Il a fallu arriver au bord du précipice pour que, dans les deux camps, la majorité de la classe politique rejoigne le cercle du bon sens et accepte l'idée qu'il est dangereux pour un pays de vivre au-dessus de ses moyens. Jusqu'à sa prochaine résurrection, c'en est donc fini du keynésianisme et des relances stupides qui, au nom de l'idéologie de la croissance presse-bouton, dopent les importations chinoises en finissant de massacrer notre industrie.

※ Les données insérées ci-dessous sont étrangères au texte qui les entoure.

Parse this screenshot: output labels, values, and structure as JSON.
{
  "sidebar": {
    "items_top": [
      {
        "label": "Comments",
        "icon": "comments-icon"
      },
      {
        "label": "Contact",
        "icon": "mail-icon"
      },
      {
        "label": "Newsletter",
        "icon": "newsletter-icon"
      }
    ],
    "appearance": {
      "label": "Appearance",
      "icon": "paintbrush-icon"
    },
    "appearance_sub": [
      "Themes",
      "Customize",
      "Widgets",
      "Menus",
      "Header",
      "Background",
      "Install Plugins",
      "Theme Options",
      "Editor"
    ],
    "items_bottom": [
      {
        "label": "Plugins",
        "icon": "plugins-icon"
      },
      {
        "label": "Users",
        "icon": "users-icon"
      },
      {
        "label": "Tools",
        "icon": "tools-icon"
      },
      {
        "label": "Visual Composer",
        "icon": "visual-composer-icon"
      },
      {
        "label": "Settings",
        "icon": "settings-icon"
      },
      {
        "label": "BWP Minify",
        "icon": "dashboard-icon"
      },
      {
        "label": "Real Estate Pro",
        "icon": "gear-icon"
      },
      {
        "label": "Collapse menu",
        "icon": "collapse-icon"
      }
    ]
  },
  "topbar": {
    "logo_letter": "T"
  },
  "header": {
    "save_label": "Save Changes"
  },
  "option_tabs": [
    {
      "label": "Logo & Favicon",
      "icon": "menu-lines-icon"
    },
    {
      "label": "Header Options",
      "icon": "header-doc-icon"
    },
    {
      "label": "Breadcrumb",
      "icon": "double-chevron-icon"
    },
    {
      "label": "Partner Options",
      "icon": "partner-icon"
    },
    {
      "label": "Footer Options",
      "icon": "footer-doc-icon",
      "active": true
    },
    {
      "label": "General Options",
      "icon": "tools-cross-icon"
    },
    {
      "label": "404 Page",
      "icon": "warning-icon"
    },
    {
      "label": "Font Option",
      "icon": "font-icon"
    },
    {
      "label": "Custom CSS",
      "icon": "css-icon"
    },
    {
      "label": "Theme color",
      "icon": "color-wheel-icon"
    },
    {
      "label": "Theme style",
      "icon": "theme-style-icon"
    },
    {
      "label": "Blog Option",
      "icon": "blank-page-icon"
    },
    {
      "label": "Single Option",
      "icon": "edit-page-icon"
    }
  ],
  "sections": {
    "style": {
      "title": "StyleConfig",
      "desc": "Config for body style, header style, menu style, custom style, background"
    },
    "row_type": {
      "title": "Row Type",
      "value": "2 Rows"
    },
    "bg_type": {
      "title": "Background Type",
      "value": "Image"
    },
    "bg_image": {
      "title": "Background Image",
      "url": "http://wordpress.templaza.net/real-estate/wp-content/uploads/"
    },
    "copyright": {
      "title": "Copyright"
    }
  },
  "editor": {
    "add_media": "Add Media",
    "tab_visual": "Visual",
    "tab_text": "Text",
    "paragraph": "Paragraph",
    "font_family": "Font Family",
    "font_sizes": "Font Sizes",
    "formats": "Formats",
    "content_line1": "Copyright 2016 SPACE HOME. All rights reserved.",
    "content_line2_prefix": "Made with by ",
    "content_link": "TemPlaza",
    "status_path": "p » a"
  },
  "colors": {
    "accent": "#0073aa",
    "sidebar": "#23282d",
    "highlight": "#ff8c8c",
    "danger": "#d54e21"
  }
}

Le "nouveau modèle français", voilà bien l'occasion d'un grand débat national : depuis quelques décennies, notre pays a glissé sur une pente qu'il est urgent de remonter si l'on veut mettre fin à la déstructuration sociale et à la perte de repères qui font tout voler en éclats dans notre tissu urbain, sur fond d'exclusion et de ghettoïsation. Dopée, contrairement aux pronostics, par les résultats des dernières législatives partielles, la droite requinquée ferait bien d'y réfléchir au lieu de se contenter de slogans simplets : la France est son problème aussi.
Jusqu'à présent, le modèle social français que le monde entier nous enviait, paraît-il, n'était qu'une usine à gaz redistribuant de l'argent qu'on n'avait pas mais qu'on empruntait, le pompon étant la calamiteuse loi Aubry des 35 heures financée par la dette à raison d'une quinzaine de milliards au moins par an. Il fallait y penser : en France, nous nous endettons pour travailler moins !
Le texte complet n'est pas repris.